I tried to go through all my correspondence about Molin’s attacks again this weekend to come up with an estimate of how many separate victims I’ve heard from. I’m going to say 40-50 for now. I had to take a break before doing a full count.
Someone wrote to me recently, “Don’t open this can of worms.”
Buddy: The can was opened a year ago. The worms are out and they’re halfway to Cincinnati by now.
I am not revealing a secret today. Everyone knows. Testimony of the damage he wrought before the crash even happened is everywhere on the internet. Some claims were on Twitter before I wrote my original story in late September 2021 (I didn’t know it then).
I’ve been getting threats on my life and vile insults for months because of this story. I got my first intimidation call from a powerful man at 19 years old. A famous coach down south called me, a teenager, to scare me into backing off a story—my first newspaper investigation as a budding journalist for the college paper—about funny things going on around funding for men’s vs. women’s sports.
It didn’t work then and it’s not going to work now. Talk to Ronan Farrow, who wrote Catch & Kill about the lengths Harvey Weinstein, his company and his co-conspirators went to in order to shut down the sexual assault victims before they could go public, if you want to know about how bad the harassment and intimidation tactics can get—and how it ultimately doesn’t work. P.S.: There is no better way to know you’re on the right track than receiving threatening calls and messages.
One more thing about the dam bursting on this news one year ago: I’m not the first reporter these women have reached out to. Every time a glowing article or a defense of Molin was printed, at least one victim reached out and asked them to listen. None of these established journalists and aviation reporters did anything, wrote anything, gave these victims any kind of platform or respect at all. All of them are men.
Shame on every one of you for ignoring them.
Much more to come.
Part II later in the week.
*edit: Ah, now i know who it is. This is why we can't have nice things. It's all coming from one person and they can't do anything beyond anonymous online harassment. Ignore it. I do.
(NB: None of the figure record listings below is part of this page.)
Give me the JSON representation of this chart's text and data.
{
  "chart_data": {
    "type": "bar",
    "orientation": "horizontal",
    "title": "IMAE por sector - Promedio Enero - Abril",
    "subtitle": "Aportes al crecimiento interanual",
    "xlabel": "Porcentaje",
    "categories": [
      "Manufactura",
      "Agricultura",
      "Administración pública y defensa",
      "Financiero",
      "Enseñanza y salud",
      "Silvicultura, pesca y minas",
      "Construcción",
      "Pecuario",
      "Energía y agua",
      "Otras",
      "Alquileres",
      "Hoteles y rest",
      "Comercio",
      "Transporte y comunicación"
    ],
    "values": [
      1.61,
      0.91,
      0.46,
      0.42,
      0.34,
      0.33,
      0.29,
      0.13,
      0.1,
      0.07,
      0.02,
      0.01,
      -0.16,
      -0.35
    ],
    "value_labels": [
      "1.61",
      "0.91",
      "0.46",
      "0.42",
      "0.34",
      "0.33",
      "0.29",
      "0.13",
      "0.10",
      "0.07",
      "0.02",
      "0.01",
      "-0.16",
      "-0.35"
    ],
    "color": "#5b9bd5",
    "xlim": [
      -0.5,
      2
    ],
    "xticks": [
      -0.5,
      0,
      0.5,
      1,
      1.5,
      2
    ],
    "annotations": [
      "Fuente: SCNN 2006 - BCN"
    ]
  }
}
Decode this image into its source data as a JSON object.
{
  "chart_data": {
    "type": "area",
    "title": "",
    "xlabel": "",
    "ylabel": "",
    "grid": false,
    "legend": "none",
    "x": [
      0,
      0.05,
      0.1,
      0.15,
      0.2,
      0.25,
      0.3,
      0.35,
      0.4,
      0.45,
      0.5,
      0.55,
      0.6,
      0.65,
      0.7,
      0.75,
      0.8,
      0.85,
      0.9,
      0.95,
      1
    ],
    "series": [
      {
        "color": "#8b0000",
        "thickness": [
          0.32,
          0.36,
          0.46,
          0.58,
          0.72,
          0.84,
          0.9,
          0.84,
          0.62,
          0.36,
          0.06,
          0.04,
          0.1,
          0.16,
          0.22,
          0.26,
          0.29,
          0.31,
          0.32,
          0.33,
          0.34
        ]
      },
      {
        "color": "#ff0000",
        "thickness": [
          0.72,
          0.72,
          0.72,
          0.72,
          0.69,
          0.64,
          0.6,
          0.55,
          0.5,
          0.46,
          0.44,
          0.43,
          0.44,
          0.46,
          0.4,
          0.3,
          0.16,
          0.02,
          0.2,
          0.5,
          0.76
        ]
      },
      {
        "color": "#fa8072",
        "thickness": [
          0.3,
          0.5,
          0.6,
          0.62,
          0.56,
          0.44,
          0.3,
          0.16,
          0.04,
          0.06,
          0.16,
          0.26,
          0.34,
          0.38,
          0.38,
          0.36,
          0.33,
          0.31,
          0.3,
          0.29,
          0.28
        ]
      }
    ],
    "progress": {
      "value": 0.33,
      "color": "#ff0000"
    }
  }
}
Comment deleted for playing into the very outdated culture of fear hanging over this issue. Intimidation tactics aren’t tolerated here. Everything is out there all over the internet, and anyone joining the documentary can stay anonymous. The dramatic statements and vague warnings of repercussions are getting old.
It’s 2022. We can do hard things. A ton of people have spoken out now and not only are we all still here, some have been compensated for pain and suffering to some degree, thus acknowledging the pain and suffering occurred in the first place.
It’s on twitter, Reddit, medium, LinkedIn, Facebook, Substack, and easily findable. I haven’t checked TikTok but who knows.
Speak or don’t speak. But don’t make your choice based on anonymous scare tactics.
Do we know how many women are coming forward to these producers so far? I’d be interested but I wouldn’t want to go it alone if that makes sense.